Friday, December 20, 2013

Sacred Places

One of the things that made my recent tour of Crete (www.goddessariadne.org) so powerful was the fact that at each place held sacred by the ancient Minoan culture, we performed a ceremony or ritual acknowledging the sacredness.

Many of the sacred places were in caves (most of which I was physically unable to navigate). The one cave I managed was Elitheia outside Amnisos. A rock formation at the mouth of the cave looks like a woman giving birth. Further back in the cave, stalactites and stalagmites evoked images of maternity. As we entered, someone placed an egg in the ‘navel’ and each of us poured libations on the formation before proceeding further into this homage to womanhood – accompanying each stop with poetry. I could not help but note that others had been there before us. Fresh flowers surrounded the birth rock.

Later, we went to Gournia, a completely excavated Minoan town.


  Like all Minoan settlements, it had a sacred center, a stone in a courtyard where the holy was acknowledged. There, we placed fruits on the perimeter of the sacred stone and, after readings, fed the fruit to each other.
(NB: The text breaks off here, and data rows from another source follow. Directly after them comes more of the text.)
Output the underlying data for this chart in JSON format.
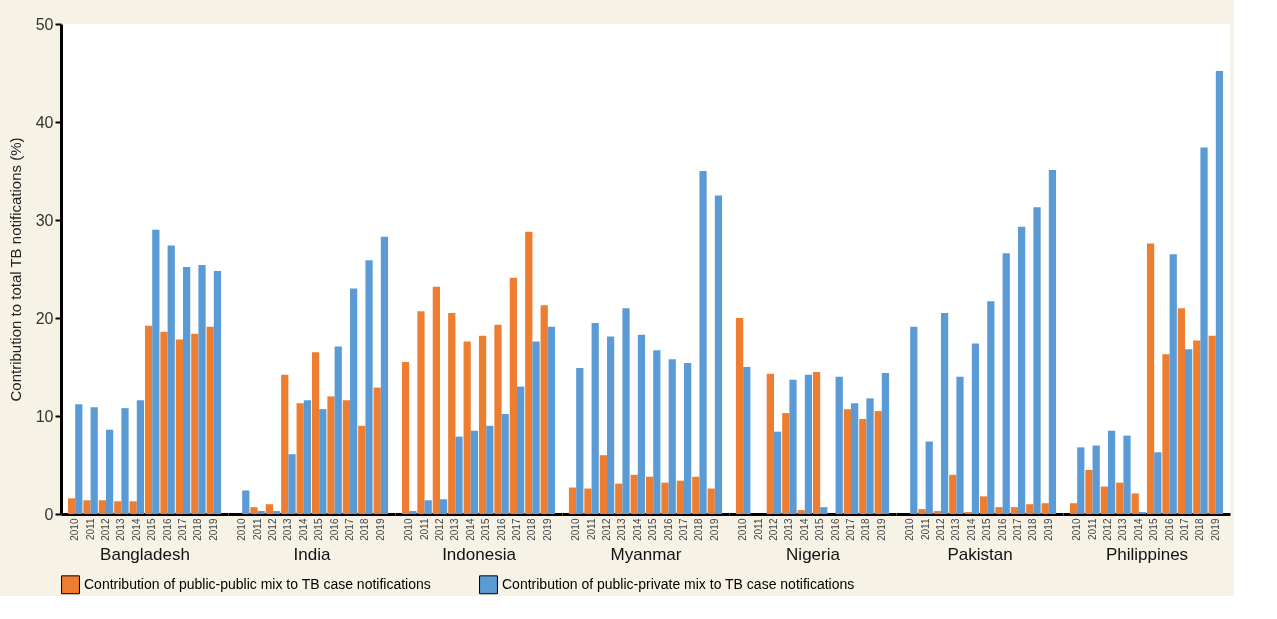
{
  "chart_data": [
    {
      "type": "bar",
      "xlabel": "Bangladesh",
      "ylabel": "Contribution to total TB notifications (%)",
      "categories": [
        "2010",
        "2011",
        "2012",
        "2013",
        "2014",
        "2015",
        "2016",
        "2017",
        "2018",
        "2019"
      ],
      "ylim": [
        0,
        50
      ],
      "yticks": [
        0,
        10,
        20,
        30,
        40,
        50
      ],
      "legend": "bottom",
      "series": [
        {
          "name": "Contribution of public-public mix to TB case notifications",
          "color": "#ed7d31",
          "values": [
            1.6,
            1.4,
            1.4,
            1.3,
            1.3,
            19.2,
            18.6,
            17.8,
            18.4,
            19.1
          ]
        },
        {
          "name": "Contribution of public-private mix to TB case notifications",
          "color": "#5b9bd5",
          "values": [
            11.2,
            10.9,
            8.6,
            10.8,
            11.6,
            29.0,
            27.4,
            25.2,
            25.4,
            24.8
          ]
        }
      ]
    },
    {
      "type": "bar",
      "xlabel": "India",
      "categories": [
        "2010",
        "2011",
        "2012",
        "2013",
        "2014",
        "2015",
        "2016",
        "2017",
        "2018",
        "2019"
      ],
      "ylim": [
        0,
        50
      ],
      "yticks": [
        0,
        10,
        20,
        30,
        40,
        50
      ],
      "tick_labels": "x",
      "series": [
        {
          "color": "#ed7d31",
          "values": [
            0,
            0.7,
            1.0,
            14.2,
            11.3,
            16.5,
            12.0,
            11.6,
            9.0,
            12.9
          ]
        },
        {
          "color": "#5b9bd5",
          "values": [
            2.4,
            0.3,
            0.3,
            6.1,
            11.6,
            10.7,
            17.1,
            23.0,
            25.9,
            28.3
          ]
        }
      ]
    },
    {
      "type": "bar",
      "xlabel": "Indonesia",
      "categories": [
        "2010",
        "2011",
        "2012",
        "2013",
        "2014",
        "2015",
        "2016",
        "2017",
        "2018",
        "2019"
      ],
      "ylim": [
        0,
        50
      ],
      "yticks": [
        0,
        10,
        20,
        30,
        40,
        50
      ],
      "tick_labels": "x",
      "series": [
        {
          "color": "#ed7d31",
          "values": [
            15.5,
            20.7,
            23.2,
            20.5,
            17.6,
            18.2,
            19.3,
            24.1,
            28.8,
            21.3
          ]
        },
        {
          "color": "#5b9bd5",
          "values": [
            0.3,
            1.4,
            1.5,
            7.9,
            8.5,
            9.0,
            10.2,
            13.0,
            17.6,
            19.1
          ]
        }
      ]
    },
    {
      "type": "bar",
      "xlabel": "Myanmar",
      "categories": [
        "2010",
        "2011",
        "2012",
        "2013",
        "2014",
        "2015",
        "2016",
        "2017",
        "2018",
        "2019"
      ],
      "ylim": [
        0,
        50
      ],
      "yticks": [
        0,
        10,
        20,
        30,
        40,
        50
      ],
      "tick_labels": "x",
      "series": [
        {
          "color": "#ed7d31",
          "values": [
            2.7,
            2.6,
            6.0,
            3.1,
            4.0,
            3.8,
            3.2,
            3.4,
            3.8,
            2.6
          ]
        },
        {
          "color": "#5b9bd5",
          "values": [
            14.9,
            19.5,
            18.1,
            21.0,
            18.3,
            16.7,
            15.8,
            15.4,
            35.0,
            32.5
          ]
        }
      ]
    },
    {
      "type": "bar",
      "xlabel": "Nigeria",
      "categories": [
        "2010",
        "2011",
        "2012",
        "2013",
        "2014",
        "2015",
        "2016",
        "2017",
        "2018",
        "2019"
      ],
      "ylim": [
        0,
        50
      ],
      "yticks": [
        0,
        10,
        20,
        30,
        40,
        50
      ],
      "tick_labels": "x",
      "series": [
        {
          "color": "#ed7d31",
          "values": [
            20.0,
            0,
            14.3,
            10.3,
            0.4,
            14.5,
            0,
            10.7,
            9.7,
            10.5
          ]
        },
        {
          "color": "#5b9bd5",
          "values": [
            15.0,
            0,
            8.4,
            13.7,
            14.2,
            0.7,
            14.0,
            11.3,
            11.8,
            14.4
          ]
        }
      ]
    },
    {
      "type": "bar",
      "xlabel": "Pakistan",
      "categories": [
        "2010",
        "2011",
        "2012",
        "2013",
        "2014",
        "2015",
        "2016",
        "2017",
        "2018",
        "2019"
      ],
      "ylim": [
        0,
        50
      ],
      "yticks": [
        0,
        10,
        20,
        30,
        40,
        50
      ],
      "tick_labels": "x",
      "series": [
        {
          "color": "#ed7d31",
          "values": [
            0,
            0.5,
            0.3,
            4.0,
            0.2,
            1.8,
            0.7,
            0.7,
            1.0,
            1.1
          ]
        },
        {
          "color": "#5b9bd5",
          "values": [
            19.1,
            7.4,
            20.5,
            14.0,
            17.4,
            21.7,
            26.6,
            29.3,
            31.3,
            35.1
          ]
        }
      ]
    },
    {
      "type": "bar",
      "xlabel": "Philippines",
      "categories": [
        "2010",
        "2011",
        "2012",
        "2013",
        "2014",
        "2015",
        "2016",
        "2017",
        "2018",
        "2019"
      ],
      "ylim": [
        0,
        50
      ],
      "yticks": [
        0,
        10,
        20,
        30,
        40,
        50
      ],
      "tick_labels": "x",
      "series": [
        {
          "color": "#ed7d31",
          "values": [
            1.1,
            4.5,
            2.8,
            3.2,
            2.1,
            27.6,
            16.3,
            21.0,
            17.7,
            18.2
          ]
        },
        {
          "color": "#5b9bd5",
          "values": [
            6.8,
            7.0,
            8.5,
            8.0,
            0.2,
            6.3,
            26.5,
            16.8,
            37.4,
            45.2
          ]
        }
      ]
    }
  ]
}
On another day our bus stopped outside the Aphrodite Tavern in Kato Symi. It could not take us the rest of the way up the mountain. We transferred into two pickups and went vertically to a mountain peak shrine where a sacred spring watered a magnificent tree (and goats literally gamboled on the surrounding rocks). We gathered in a circle, taking turns reading Saphho poetry. It was magic. Then we clambered back into the pickups and descended. The afternoon was crowned by a feast at the tavern.


Each site, each ceremony connected me with a civilization that honored women and the earth. And with the rich heritage each human holds within her DNA and psyche.